So, we all came across 404 on the Web of Documents, right?
Bernhard Haslhofer recently raised an issue at the email@example.com mailing list regarding Broken Links in LOD Data Sets, which unfortunately didn’t yield big and deep discussions. I intend to rehash the thread here, come up with a straw-man proposal and ask you for your comments.
Here is Bernhard’s core message:
If we assume that the consumers of LOD data are not humans but applications, broken links/references are not only “annoying” but could lead to severe processing errors if an application relies on a kind of “referential integrity”.
Today I gave it a quick thought after reviewing the recent TAG discussion how they intent to deal with broken links in their documents: the straw-man proposal is called ‘repairing vintage link values’ (revival) and may look as follows.

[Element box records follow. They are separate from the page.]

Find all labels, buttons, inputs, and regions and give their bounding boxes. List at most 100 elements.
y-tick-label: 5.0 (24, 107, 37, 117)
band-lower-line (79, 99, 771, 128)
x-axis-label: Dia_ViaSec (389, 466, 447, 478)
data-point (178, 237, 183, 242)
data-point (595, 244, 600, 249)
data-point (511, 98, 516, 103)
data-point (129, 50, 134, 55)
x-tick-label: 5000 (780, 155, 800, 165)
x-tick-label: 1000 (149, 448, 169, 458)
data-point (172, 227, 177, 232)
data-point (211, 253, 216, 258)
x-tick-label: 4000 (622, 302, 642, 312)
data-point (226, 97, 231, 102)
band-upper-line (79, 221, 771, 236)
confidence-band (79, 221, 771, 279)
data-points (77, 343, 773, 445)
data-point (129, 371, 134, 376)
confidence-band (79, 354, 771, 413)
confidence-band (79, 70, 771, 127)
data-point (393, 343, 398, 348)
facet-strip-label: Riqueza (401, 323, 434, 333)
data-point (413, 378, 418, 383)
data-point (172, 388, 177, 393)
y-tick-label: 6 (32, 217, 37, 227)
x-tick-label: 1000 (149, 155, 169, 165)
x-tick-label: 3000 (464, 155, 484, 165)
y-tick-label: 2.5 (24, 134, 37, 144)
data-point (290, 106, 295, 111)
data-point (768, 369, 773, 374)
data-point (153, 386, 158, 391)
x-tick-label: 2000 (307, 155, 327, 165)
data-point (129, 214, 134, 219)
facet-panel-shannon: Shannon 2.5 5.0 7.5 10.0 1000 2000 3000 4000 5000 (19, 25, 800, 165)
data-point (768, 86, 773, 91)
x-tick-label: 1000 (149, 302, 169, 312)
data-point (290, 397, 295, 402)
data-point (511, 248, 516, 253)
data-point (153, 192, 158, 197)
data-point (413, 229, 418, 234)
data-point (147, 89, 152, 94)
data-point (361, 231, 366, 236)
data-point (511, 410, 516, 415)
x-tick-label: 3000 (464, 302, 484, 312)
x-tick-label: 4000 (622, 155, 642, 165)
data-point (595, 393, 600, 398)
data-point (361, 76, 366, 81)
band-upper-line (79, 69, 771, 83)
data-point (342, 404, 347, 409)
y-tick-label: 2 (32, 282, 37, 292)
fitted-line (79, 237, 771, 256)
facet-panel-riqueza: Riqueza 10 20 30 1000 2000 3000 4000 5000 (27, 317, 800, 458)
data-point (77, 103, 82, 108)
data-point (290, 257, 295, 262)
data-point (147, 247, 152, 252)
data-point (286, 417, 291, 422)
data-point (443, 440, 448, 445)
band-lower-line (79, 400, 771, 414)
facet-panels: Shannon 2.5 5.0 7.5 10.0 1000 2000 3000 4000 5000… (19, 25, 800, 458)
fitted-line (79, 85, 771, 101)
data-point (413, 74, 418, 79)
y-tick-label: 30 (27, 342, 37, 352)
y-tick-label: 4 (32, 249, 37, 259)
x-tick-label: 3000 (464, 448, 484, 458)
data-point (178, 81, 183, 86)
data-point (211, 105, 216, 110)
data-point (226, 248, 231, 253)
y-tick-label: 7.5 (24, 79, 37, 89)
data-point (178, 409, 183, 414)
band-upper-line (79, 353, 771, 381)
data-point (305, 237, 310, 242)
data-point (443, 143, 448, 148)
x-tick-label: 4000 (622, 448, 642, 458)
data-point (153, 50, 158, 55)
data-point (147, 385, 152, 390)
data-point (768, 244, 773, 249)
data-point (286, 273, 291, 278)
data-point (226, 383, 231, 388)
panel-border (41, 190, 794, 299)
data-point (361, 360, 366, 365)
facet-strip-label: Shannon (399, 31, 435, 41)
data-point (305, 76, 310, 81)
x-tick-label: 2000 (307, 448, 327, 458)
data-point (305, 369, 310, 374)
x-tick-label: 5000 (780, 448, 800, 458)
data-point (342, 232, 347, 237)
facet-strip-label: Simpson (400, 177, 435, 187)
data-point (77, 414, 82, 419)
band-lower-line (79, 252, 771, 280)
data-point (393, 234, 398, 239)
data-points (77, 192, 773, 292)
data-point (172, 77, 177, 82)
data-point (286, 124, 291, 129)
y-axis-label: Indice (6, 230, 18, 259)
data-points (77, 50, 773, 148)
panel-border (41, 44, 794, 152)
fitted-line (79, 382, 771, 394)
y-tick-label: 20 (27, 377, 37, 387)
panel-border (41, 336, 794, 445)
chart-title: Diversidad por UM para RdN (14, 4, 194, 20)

- A human (e.g. through a built-in feature in a Web of Data browser such
as Tabulator) encounters a broken link an reports it to the respective
dataset publisher (the authoritative one who ‘owns’ it)
A machine encounters a broken link (should it then directly ping the dataset publisher or first ‘ask’ its master for permission?)
- The dataset publisher acknowledges the broken link and creates according triples as done in the case for documents (cf. TAG’s proposal)
We note that there are two important assumptions: someone who uses the data reports it and the dataset publisher (rather than a centralised service) fixes it.